Back in September I did an entry on the IDA’s IN2015 (Intelligent Nation 2015) initiative.  Quoting from their website:  “The Next Generation National Infocomm Infrastructure (Next Gen NII) is Singapore’s new digital super-highway. Next Gen NII comprises complementary wired and wireless networks to ensure Singaporeans enjoy seamless connectivity.  The wired broadband network or Next Generation National Broadband Network (Next Gen NBN) will deliver ultra-high broadband symmetric speeds of 1Gbps and above, to all homes, offices and schools, while the Wireless Broadband Network (WBN) will offer pervasive connectivity around Singapore.”

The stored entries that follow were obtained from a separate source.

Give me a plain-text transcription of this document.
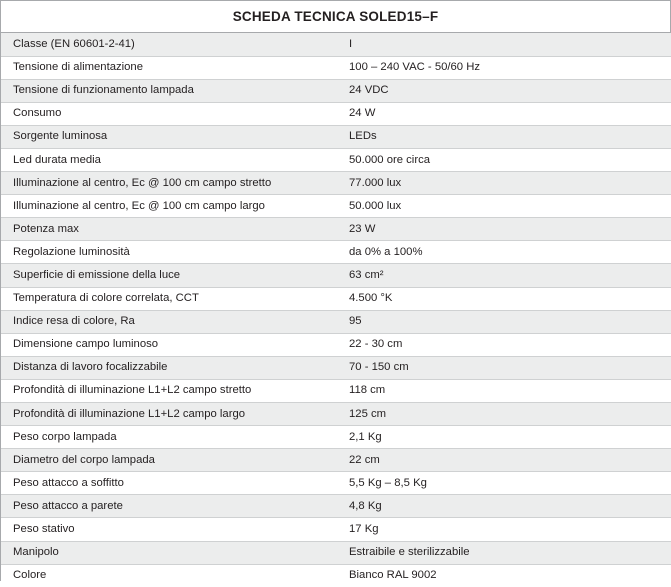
SCHEDA TECNICA SOLED15–F
Classe (EN 60601-2-41)	I
Tensione di alimentazione	100 – 240 VAC - 50/60 Hz
Tensione di funzionamento lampada	24 VDC
Consumo	24 W
Sorgente luminosa	LEDs
Led durata media	50.000 ore circa
Illuminazione al centro, Ec @ 100 cm campo stretto	77.000 lux
Illuminazione al centro, Ec @ 100 cm campo largo	50.000 lux
Potenza max	23 W
Regolazione luminosità	da 0% a 100%
Superficie di emissione della luce	63 cm²
Temperatura di colore correlata, CCT	4.500 °K
Indice resa di colore, Ra	95
Dimensione campo luminoso	22 - 30 cm
Distanza di lavoro focalizzabile	70 - 150 cm
Profondità di illuminazione L1+L2 campo stretto	118 cm
Profondità di illuminazione L1+L2 campo largo	125 cm
Peso corpo lampada	2,1 Kg
Diametro del corpo lampada	22 cm
Peso attacco a soffitto	5,5 Kg – 8,5 Kg
Peso attacco a parete	4,8 Kg
Peso stativo	17 Kg
Manipolo	Estraibile e sterilizzabile
Colore	Bianco RAL 9002
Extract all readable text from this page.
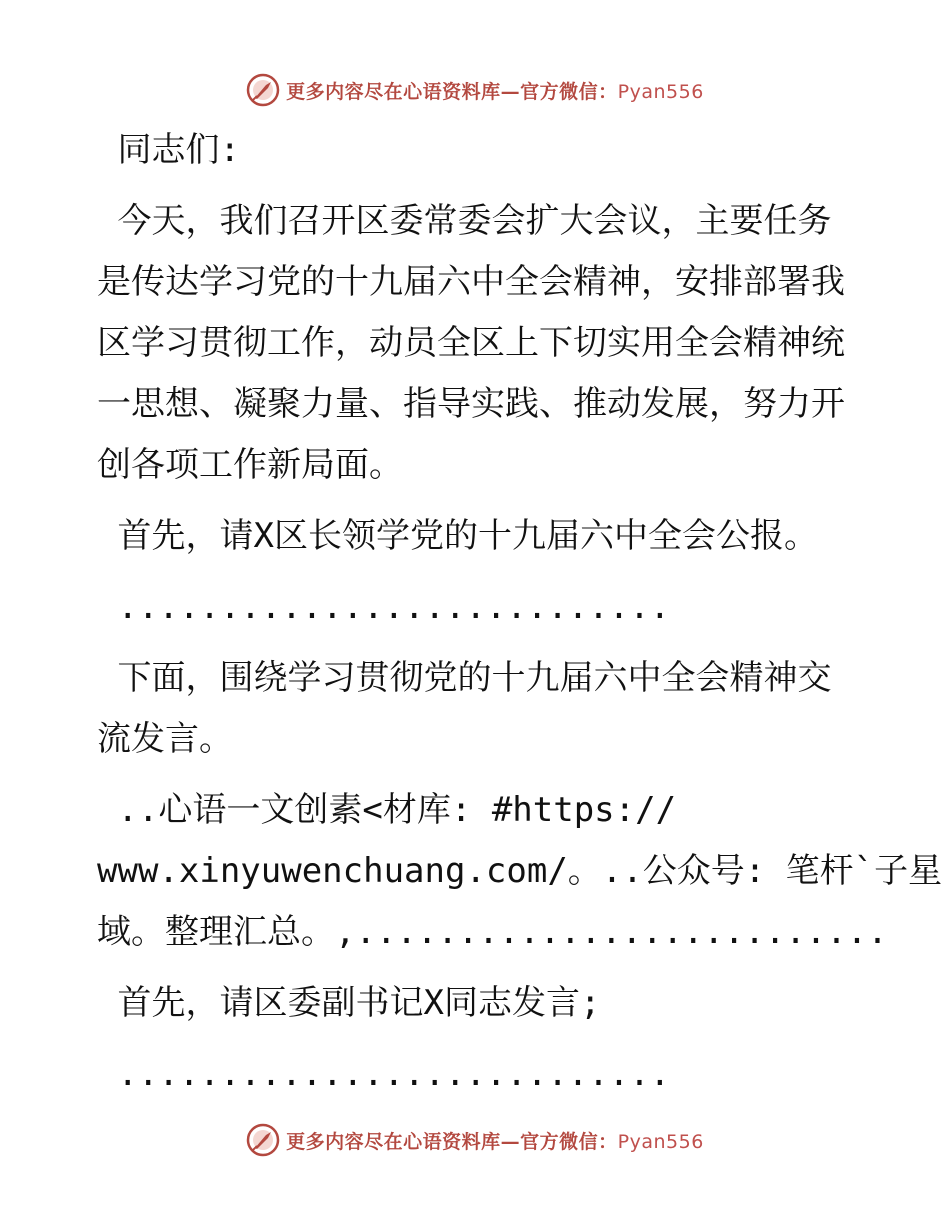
更多内容尽在心语资料库—官方微信：Pyan556
同志们:
今天，我们召开区委常委会扩大会议，主要任务
是传达学习党的十九届六中全会精神，安排部署我
区学习贯彻工作，动员全区上下切实用全会精神统
一思想、凝聚力量、指导实践、推动发展，努力开
创各项工作新局面。
首先，请X区长领学党的十九届六中全会公报。
...........................
下面，围绕学习贯彻党的十九届六中全会精神交
流发言。
..心语一文创素<材库: #https://
www.xinyuwenchuang.com/。..公众号: 笔杆`子星
域。整理汇总。,..........................
首先，请区委副书记X同志发言;
...........................
更多内容尽在心语资料库—官方微信：Pyan556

The Next Generation National Broadband Network (Next Gen NBN) RFP was released on 11th Dec.  Of note is the clear separation of the passive infrastructure (NetCo) from the OpCo that runs the active components.  RSPs (Retail Service Providers) buy wholesale services from the OpCo, and the OpCo rents passive connectivity (fibre) from the NetCo.  It’s similar to the UK model where BT Openreach provides the copper, BT Wholesale puts DSL modems on either end and then sells wholesale services to the broadband ISPs (Internet Service Providers).  However, there are two critical differences:

  • The copper infrastructure is already there, most home-owners are already connected so there is little build requirement on BT Openreach rather maintenance; and
  • The fibre infrastructure may not be point to point, rather use a passive splitter (point to multi-point) to mitigate the financial burden of the fibre access (about 80% of the total network build cost).

The need to build a new infrastructure and the potential complexity of the fibre access is going to require the NetCo and OpCo to work very closely.  It’s going to take sophisticated regulation, unless the NetCo builds out a fibre infrastructure with virtually 100% coverage.  Given Starhub (already providing 100 Mbps to customers) and SingTel (will depend on its role, but lets assume its competitive) are not going away anytime soon, this makes the majority of the infrastructure redundant in a perfect competition model.  Even with a S$750m grant, a quick back of the envelope calculation shows that the NetCo will need to wait a long time for payback (>10 years) and is wholly dependent on the performance of the NetCo which does not shoulder any of this financial risk.

Of note in the UK, BT has launched a wholesale product called GEA (Generic Ethernet Access) with rates up to 25 Mbps, definitely enough to provide HDTV and high speed internet access.  So the OpCo and NetCo are bundled together which mitigates some of the operational challenges in rolling-out GPON infrastructure.

In my experience Singapore has a vibrant and extremely competitive mobile market with just 3 competitors.  A simple option could be to license a 3rd broadband service provider to compete with Starhub and SingTel to replicate the success achieved in mobile communications.